Впрочем, она не могла поручиться, что все гости, включая полдюжины подозрительных незнакомцев, которых поди еще выясни, кто, когда и зачем привел, готовы столь же высокомерно пренебречь чужим супом. И от этого сердилась на соседей еще больше. Чувствовать себя виноватой Ирма не любила.
— Врубаешься, какие жлобы?
Ирма сперва удивилась — с чего это вдруг ее мысли стали озвучиваться мужским голосом, да еще и с раскатистым, грассирующим «р». Но потом, конечно, сообразила: мужской голос — черт бы с ним, но вряд ли мыслительный процесс протекает на таком большом расстоянии от головы. И обернулась.
Обладатель голоса был невелик ростом, зато отменно упитан. Округлое, как у плюшевого медвежонка, тело, упакованное в линялый растянутый свитер и новенькие фирменные джинсы, висевшие на нем мешком, венчала неожиданно красивая голова — мастерская лепка, благородный профиль, длинные миндалевидные глаза, нежный, почти девичий рот, искривленный сейчас в брезгливой усмешке. Копна черных спутанных волос явно принадлежала кому-то третьему — не плюшевому толстяку, не изнеженному патрицию, а разудалому бродяге цыганских кровей.
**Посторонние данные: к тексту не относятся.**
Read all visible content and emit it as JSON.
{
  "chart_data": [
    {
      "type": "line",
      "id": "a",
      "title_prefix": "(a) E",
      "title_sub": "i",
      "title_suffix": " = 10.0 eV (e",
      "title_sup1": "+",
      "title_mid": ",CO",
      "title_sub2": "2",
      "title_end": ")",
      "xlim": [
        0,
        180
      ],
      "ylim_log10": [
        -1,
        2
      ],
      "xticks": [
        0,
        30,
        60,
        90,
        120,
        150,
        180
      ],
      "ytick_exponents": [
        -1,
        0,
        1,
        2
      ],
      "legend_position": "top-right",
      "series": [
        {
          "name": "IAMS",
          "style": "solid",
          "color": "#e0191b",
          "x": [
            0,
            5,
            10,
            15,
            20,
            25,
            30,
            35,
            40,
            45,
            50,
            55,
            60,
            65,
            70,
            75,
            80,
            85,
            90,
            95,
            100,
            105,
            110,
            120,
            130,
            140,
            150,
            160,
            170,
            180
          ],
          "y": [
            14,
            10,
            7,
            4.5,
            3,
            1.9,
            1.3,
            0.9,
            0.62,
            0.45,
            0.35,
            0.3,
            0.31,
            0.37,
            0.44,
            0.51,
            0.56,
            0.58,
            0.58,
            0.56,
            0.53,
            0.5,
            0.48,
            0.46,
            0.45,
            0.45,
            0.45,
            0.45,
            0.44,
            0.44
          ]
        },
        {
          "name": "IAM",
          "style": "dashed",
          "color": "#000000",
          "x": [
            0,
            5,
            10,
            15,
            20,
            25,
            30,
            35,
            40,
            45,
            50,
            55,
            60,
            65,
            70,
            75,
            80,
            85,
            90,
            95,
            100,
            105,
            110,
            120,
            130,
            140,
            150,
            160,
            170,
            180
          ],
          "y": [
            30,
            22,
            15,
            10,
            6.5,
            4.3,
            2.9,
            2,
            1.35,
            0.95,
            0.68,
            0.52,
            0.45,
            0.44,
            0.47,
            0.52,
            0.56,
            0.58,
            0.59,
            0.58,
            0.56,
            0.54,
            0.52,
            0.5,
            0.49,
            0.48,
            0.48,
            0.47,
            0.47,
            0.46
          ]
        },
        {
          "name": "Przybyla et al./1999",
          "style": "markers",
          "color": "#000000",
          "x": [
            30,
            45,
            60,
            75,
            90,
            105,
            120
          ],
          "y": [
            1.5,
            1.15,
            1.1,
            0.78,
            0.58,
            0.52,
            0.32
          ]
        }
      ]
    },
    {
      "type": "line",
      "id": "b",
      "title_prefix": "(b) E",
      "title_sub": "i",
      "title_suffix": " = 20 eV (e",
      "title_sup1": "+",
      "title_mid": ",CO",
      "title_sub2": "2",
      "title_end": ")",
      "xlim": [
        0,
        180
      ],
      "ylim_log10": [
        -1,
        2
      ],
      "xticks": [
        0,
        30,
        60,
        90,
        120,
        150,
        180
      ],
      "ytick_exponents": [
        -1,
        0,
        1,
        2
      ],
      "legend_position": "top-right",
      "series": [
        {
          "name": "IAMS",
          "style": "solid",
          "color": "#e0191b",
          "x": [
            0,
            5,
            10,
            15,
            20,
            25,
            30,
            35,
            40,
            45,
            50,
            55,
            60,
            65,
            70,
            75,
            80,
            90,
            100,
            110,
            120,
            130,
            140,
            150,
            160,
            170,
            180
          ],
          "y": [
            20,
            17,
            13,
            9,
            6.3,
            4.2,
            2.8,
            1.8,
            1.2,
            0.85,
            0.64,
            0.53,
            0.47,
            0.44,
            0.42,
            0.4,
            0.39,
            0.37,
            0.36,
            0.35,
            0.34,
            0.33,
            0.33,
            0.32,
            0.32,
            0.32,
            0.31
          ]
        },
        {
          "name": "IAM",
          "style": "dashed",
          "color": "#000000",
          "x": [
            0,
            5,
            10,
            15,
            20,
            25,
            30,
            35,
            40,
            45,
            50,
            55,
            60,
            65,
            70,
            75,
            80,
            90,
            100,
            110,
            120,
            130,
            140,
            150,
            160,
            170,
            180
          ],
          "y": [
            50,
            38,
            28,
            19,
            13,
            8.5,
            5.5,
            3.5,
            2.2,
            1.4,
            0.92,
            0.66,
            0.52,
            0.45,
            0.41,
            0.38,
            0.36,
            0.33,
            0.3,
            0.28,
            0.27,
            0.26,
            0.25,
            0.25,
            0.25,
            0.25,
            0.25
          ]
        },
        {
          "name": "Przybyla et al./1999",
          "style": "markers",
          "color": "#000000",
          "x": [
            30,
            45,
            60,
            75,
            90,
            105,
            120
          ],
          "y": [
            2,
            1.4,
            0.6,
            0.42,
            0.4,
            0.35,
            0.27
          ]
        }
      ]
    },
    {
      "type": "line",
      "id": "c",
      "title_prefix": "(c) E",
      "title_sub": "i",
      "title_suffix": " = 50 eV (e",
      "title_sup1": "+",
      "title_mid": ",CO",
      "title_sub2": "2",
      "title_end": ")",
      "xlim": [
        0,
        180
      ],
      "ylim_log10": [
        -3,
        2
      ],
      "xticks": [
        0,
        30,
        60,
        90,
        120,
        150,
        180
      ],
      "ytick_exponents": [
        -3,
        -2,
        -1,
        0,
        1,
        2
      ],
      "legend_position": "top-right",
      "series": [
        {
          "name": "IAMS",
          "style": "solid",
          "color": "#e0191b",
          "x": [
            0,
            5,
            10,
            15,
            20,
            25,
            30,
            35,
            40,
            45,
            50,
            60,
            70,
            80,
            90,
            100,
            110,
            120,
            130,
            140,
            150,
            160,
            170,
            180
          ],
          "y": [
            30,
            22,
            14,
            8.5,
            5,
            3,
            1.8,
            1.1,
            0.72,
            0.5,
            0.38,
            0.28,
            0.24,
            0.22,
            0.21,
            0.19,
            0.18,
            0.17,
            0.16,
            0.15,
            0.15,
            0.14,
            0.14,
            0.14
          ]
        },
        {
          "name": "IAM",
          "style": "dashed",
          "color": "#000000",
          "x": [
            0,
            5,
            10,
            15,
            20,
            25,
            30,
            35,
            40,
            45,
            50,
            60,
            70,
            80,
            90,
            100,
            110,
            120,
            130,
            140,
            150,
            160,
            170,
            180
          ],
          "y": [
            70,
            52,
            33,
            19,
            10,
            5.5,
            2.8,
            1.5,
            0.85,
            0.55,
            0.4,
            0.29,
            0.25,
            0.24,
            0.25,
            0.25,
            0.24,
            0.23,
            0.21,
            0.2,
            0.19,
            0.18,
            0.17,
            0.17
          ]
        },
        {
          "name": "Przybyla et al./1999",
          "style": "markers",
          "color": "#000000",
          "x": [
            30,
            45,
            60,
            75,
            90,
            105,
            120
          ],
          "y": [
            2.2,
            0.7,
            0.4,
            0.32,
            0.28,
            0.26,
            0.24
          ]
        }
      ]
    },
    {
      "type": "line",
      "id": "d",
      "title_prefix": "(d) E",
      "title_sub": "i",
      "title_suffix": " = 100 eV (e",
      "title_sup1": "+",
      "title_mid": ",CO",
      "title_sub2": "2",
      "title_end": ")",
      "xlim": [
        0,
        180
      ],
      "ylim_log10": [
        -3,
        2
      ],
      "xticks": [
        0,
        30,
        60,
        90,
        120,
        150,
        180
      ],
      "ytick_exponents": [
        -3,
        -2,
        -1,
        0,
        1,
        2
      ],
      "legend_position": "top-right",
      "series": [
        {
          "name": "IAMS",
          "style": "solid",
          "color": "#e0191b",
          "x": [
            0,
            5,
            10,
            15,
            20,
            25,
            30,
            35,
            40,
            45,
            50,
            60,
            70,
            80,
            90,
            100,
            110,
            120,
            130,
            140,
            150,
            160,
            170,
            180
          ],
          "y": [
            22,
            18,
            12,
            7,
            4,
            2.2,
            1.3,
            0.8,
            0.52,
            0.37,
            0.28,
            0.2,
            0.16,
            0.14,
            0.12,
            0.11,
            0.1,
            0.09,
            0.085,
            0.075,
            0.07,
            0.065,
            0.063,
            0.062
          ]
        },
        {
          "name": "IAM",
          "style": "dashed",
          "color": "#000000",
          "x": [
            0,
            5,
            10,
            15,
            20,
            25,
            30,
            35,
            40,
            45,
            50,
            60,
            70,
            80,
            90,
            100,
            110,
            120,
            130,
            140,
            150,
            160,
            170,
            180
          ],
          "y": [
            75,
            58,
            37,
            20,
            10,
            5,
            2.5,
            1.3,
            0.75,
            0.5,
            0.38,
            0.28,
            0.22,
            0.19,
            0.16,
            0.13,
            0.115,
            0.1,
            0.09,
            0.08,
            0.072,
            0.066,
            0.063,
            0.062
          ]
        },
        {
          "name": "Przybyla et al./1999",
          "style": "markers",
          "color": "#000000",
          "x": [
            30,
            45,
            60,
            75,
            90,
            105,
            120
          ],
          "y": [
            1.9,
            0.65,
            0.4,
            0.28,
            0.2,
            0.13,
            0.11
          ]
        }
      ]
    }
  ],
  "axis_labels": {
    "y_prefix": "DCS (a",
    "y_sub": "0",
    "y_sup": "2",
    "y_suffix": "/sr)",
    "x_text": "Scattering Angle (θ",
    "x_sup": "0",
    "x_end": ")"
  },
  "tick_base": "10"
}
«Тоже мне, красавчик», — подумала Ирма и надменно вздернула бровь.
«Какой нелепый, — подумала Ирма. — Что он делает на моей кухне, какого черта?»
«Натуральный Карлсон, мало ли, что не рыжий», — подумала Ирма и невольно улыбнулась.
Все это не последовательно, а одновременно, по отдельности ее умозаключения ничего не стоили, зато их сумма была чем-то вроде правды о незнакомце.
— Ты откуда взялся? — спросила она.
— Из пизды, — с неуместной, ничем не оправданной грубостью рявкнул он. Тут же скорчил умильную рожицу и тоненьким детским голоском пояснил: — Из ма-а-а-мочкиной. — И, ослепительно улыбнувшись, заключил: — Живу я тут.
«Карлсону положено жить на крыше, — возмущенно подумала Ирма. — А в соседней комнате, в коммуналке с общей кухней — перебор, я так не играю».
— Поверила, — обрадовался толстяк. — Расслабься, я не сосед. Стэндапа знаешь? Я с ним пришел. Сам не врубаюсь зачем.
— Я тоже не врубаюсь, — сухо сказала Ирма.
Она попыталась вспомнить, был ли среди бывших одноклассников, старых приятелей, дальних родственников, однокурсников, друзей, которые заполонили их дом вчера ближе к ночи, кто-нибудь по прозвищу Стэндап, но толстяк не дал ей сосредоточиться.
— И вообще, я с Мишкой в одном классе учился.
— С каким именно Мишкой? Их тут с утра трое было.
— С твоим мужем.
— Он не Мишка, он Митя, — Ирма понемногу начала сердиться.
— Ну, значит, следующий будет Мишка, — отмахнулся гость. — Или через одного… Слушай, я уже запутался в твоих мужьях. Сама потом разберешься. Ты еще не врубилась? Я — Келли.
И торжествующе умолк. Видимо, предполагалось, что любой культурный человек в курсе, кто такой Келли, и сочтет за честь принимать его у себя дома. Но Ирма не принадлежала к числу адептов этого тайного знания, поэтому только плечами пожала. Дескать, ладно, считай, познакомились. И что дальше? Толстяк высокомерно молчал, выжидая, когда она наконец сообразит, кто он такой, и благоговейно припадет к его стопам.